Discrete maths proof [HELP PLEASE]

[D1Kuta]

Prove there are no positive integer solutions to x^2+x+1=y^2 by contradiction.

All I got was that up to was realizing

x^2+x=y^2-1
x(x+1)=(y-1)(y+1)

but I got stuck at this bit, not sure what to do next and how to get the solution... can anyone help please?

 

[pka]

Prove there are no positive integer solutions to x^2+x+1=y^2 by contradiction.

If there were a positive integer solution $\displaystyle x$ then $\displaystyle y$ must also be an integer.
Thus you get
$\displaystyle x^2+x+(1-y^2)=0$
Does that mean that $\displaystyle \sqrt{1-4(1)(1-y^2)}$ has to be a even integer?

 

[Steven G]

Prove there are no positive integer solutions to x^2+x+1=y^2 by contradiction.

All I got was that up to was realizing

x^2+x=y^2-1
x(x+1)=(y-1)(y+1)

but I got stuck at this bit, not sure what to do next and how to get the solution... can anyone help please?

How about x(x+1) must be odd while (y-1)(y+1) must be even?
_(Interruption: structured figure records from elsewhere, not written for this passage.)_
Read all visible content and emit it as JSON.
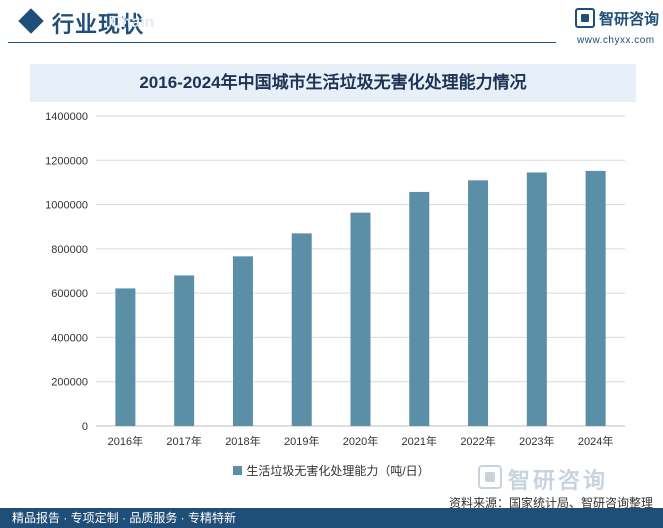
{
  "header": {
    "section_title": "行业现状",
    "watermark_text": "Chain"
  },
  "brand": {
    "name": "智研咨询",
    "url": "www.chyxx.com"
  },
  "colors": {
    "primary": "#1f4e79",
    "bar": "#5b8fa8",
    "title_band": "#e7f0f9",
    "grid": "#d9d9d9"
  },
  "chart_data": {
    "type": "bar",
    "title": "2016-2024年中国城市生活垃圾无害化处理能力情况",
    "categories": [
      "2016年",
      "2017年",
      "2018年",
      "2019年",
      "2020年",
      "2021年",
      "2022年",
      "2023年",
      "2024年"
    ],
    "series": [
      {
        "name": "生活垃圾无害化处理能力（吨/日）",
        "values": [
          621351,
          679889,
          766195,
          869875,
          963460,
          1057064,
          1109435,
          1145000,
          1152000
        ]
      }
    ],
    "ylim": [
      0,
      1400000
    ],
    "yticks": [
      "0",
      "200000",
      "400000",
      "600000",
      "800000",
      "1000000",
      "1200000",
      "1400000"
    ],
    "xlabel": "",
    "ylabel": "",
    "grid": true,
    "legend_position": "bottom"
  },
  "footer": {
    "logo_text": "智研咨询",
    "source": "资料来源：国家统计局、智研咨询整理",
    "tags": "精品报告 · 专项定制 · 品质服务 · 专精特新"
  }
}
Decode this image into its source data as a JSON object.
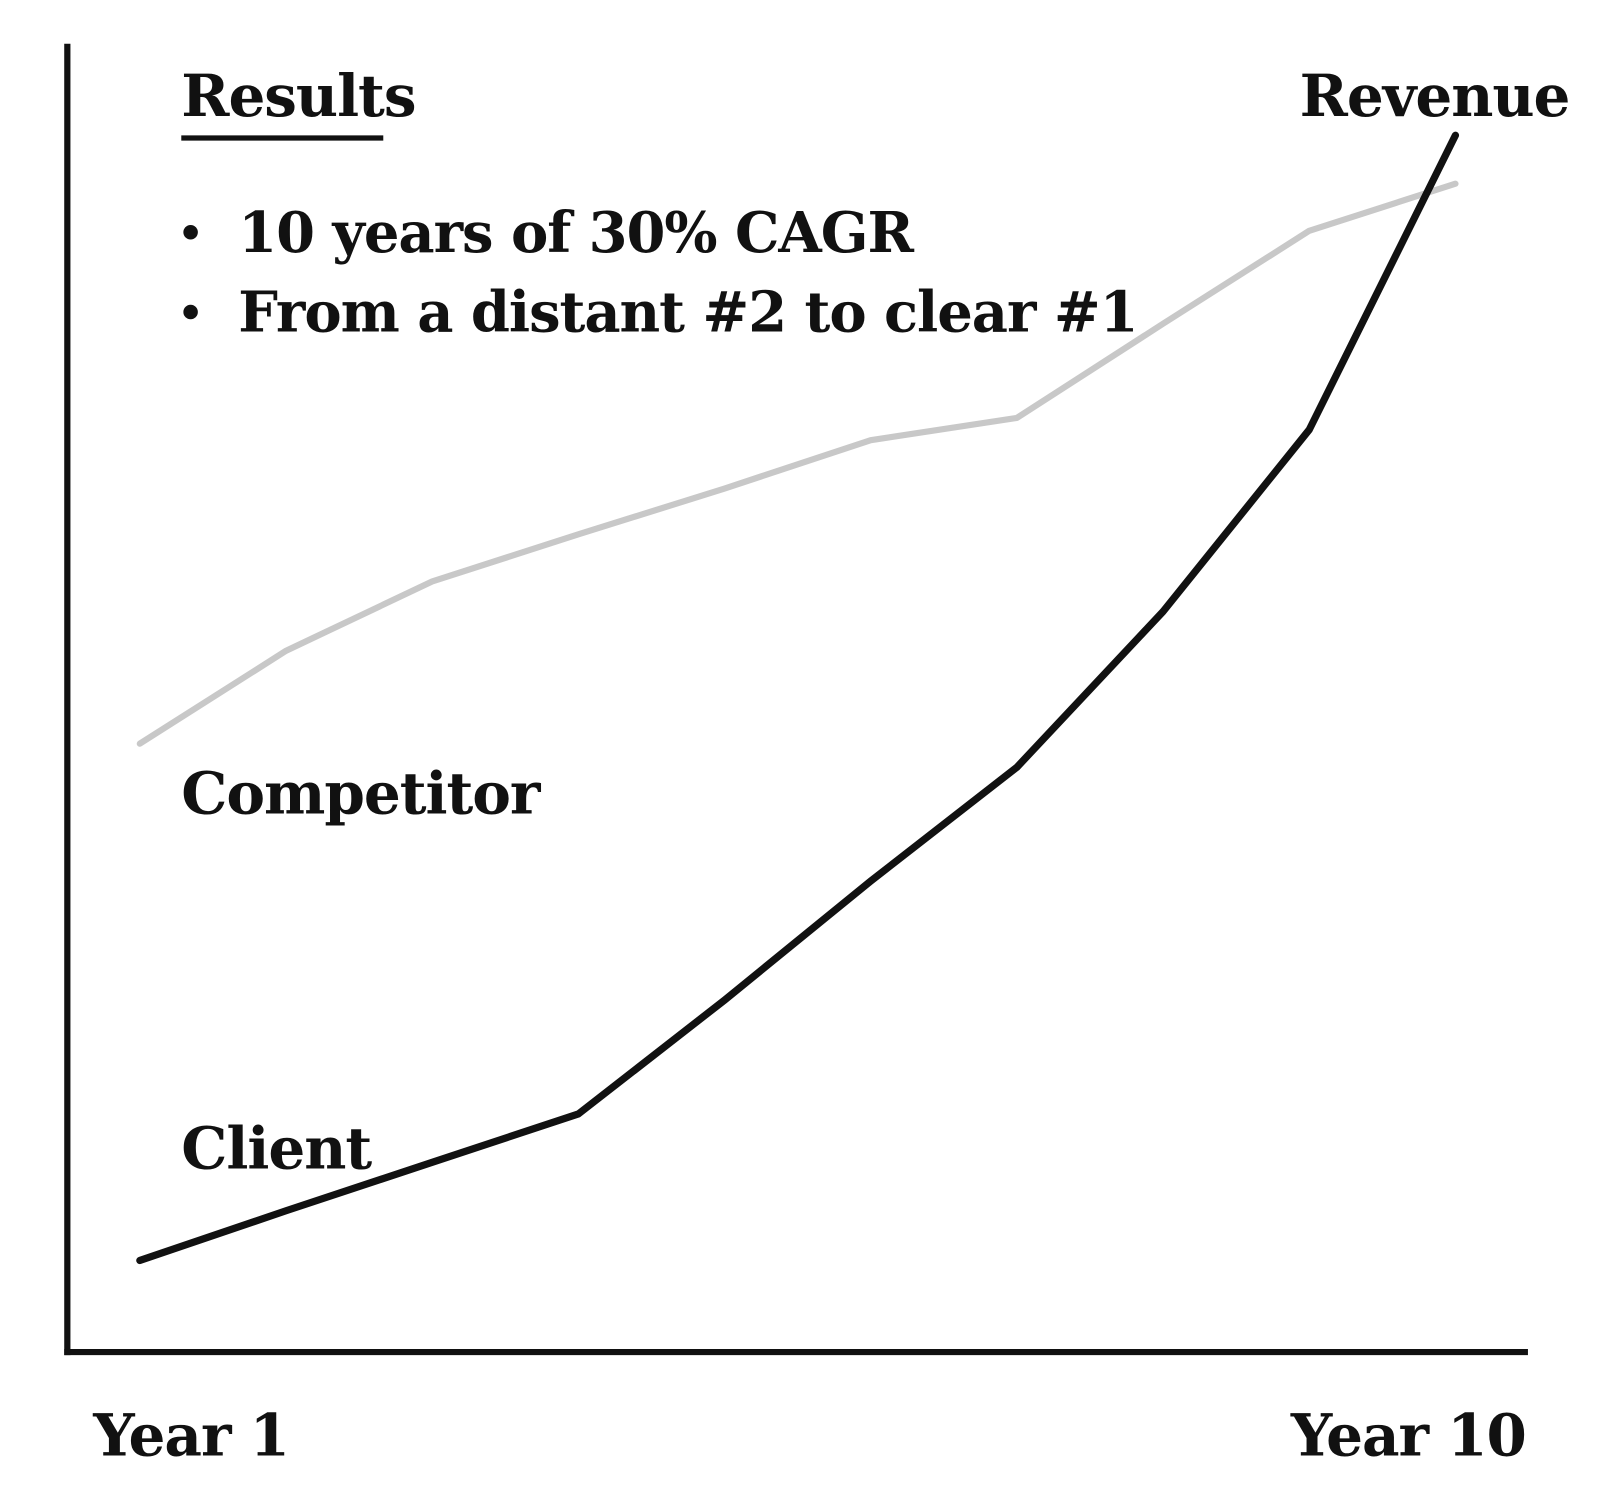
{
  "chart_data": {
    "type": "line",
    "title": "Results",
    "annotations": [
      "10 years of 30% CAGR",
      "From a distant #2 to clear #1"
    ],
    "y_label": "Revenue",
    "categories": [
      "Year 1",
      null,
      null,
      null,
      null,
      null,
      null,
      null,
      null,
      "Year 10"
    ],
    "ylim": [
      0,
      100
    ],
    "series": [
      {
        "name": "Competitor",
        "color": "#c8c8c8",
        "values": [
          46.5,
          53.6,
          58.9,
          62.5,
          66.0,
          69.7,
          71.4,
          78.6,
          85.7,
          89.3
        ]
      },
      {
        "name": "Client",
        "color": "#111111",
        "values": [
          7.0,
          10.8,
          14.5,
          18.2,
          26.9,
          36.0,
          44.7,
          56.6,
          70.5,
          93.0
        ]
      }
    ]
  }
}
Why is this true?

How can you make up a contradiction proof using this?

 

[pka]

How about x(x+1) must be odd while (y-1)(y+1) must be even? Why is this true?

If $\displaystyle x=2$ then $\displaystyle x(x+1)$ is EVEN not ODD .
If $\displaystyle x=3$ then $\displaystyle x(x+1)$ is EVEN not ODD
If $\displaystyle y=2$ then $\displaystyle (y-1)(y+1)$ is ODD not EVEN.
If $\displaystyle y=3$ then $\displaystyle (y-1)(y+1)$ is EVEN not ODD .

 

[Steven G]

If $\displaystyle x=2$ then $\displaystyle x(x+1)$ is EVEN not ODD .
If $\displaystyle x=3$ then $\displaystyle x(x+1)$ is EVEN not ODD
If $\displaystyle y=2$ then $\displaystyle (y-1)(y+1)$ is ODD not EVEN.
If $\displaystyle y=3$ then $\displaystyle (y-1)(y+1)$ is EVEN not ODD .

I did not so any of this. Someone else posted it. I will never admit that I wrote this!